US-based energy company Vistra Energy, has announced its plans to retire four power plants in Illinois region, to be in line with the recently revised Multi-Pollutant Standard rule, by the Illinois Pollution Control Board (IPCB).

The four coal-fueled power plants intended for closing include Coffeen Power Plant, Duck Creek Power Plant, Havana Power Plant, and Hennepin Power Plant.

Vistra president and chief executive officer Curt Morgan said: “Even though today’s retirement announcements were inevitable due to the changing regulatory environment and unfavorable economic conditions in the MISO market, they are nonetheless difficult to make.

“By far, the hardest decisions we make in our business are those that significantly impact our people. As always, we will do right by those who are impacted by this announcement. Our employees take pride in the work they do, and we appreciate their decades of service providing reliable and affordable power to Illinois, particularly in years like this one with periods of extreme cold and heat.”

Power plant closures  are mandated by revised Multi-Pollutant Standard rule

Vistra said that the retirement of the four plants would further reduce annual SO2 and NOx emissions in the MPS group of plants, and drives total emissions down by 57% and 61%, respectively.

In addition, the CO2 emissions are also expected to be significantly reduced by approximately 40% relative to 2018 levels, though not explicitly required by the MPS.

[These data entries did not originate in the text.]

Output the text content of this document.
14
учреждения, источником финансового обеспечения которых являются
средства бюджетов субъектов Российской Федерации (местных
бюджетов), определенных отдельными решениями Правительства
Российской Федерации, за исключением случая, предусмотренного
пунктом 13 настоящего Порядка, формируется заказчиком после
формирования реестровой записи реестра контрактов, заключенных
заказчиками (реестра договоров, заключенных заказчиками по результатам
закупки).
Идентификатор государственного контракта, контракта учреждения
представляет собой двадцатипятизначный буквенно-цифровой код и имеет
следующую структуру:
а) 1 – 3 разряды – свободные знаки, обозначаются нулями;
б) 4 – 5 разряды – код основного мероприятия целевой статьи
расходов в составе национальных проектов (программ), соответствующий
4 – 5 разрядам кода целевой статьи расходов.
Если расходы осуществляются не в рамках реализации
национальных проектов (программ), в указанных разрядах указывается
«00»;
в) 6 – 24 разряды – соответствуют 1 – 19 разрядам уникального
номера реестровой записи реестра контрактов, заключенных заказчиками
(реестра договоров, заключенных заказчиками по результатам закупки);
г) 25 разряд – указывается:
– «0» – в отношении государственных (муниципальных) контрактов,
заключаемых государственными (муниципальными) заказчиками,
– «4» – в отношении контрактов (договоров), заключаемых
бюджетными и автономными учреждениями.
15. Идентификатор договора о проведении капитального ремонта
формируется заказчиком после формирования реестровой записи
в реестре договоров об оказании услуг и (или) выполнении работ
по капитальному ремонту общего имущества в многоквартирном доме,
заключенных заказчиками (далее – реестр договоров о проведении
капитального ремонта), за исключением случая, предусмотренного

The company said that approximately 300 jobs are expected to be eliminated across the four plant sites, and is working on with state workforce agencies to assist the employees impacted by the closures.

Vistra said that the retirement of plants is mandated by the revised MPS rule, which regulates emissions at eight power plants operated by Vistra subsidiaries.

The revised rule also imposes a reduction in annual mass caps for SO2 and NOx, and requires a permanent shut down of 2000MW of capacity from the eight MPS group of plants by the end of the year.

The shutdown is dependent on the approval by Midcontinent Independent System Operator (MISO) and PJM Interconnection grid operators and termination of tariffs by the Federal Energy Regulatory Commission.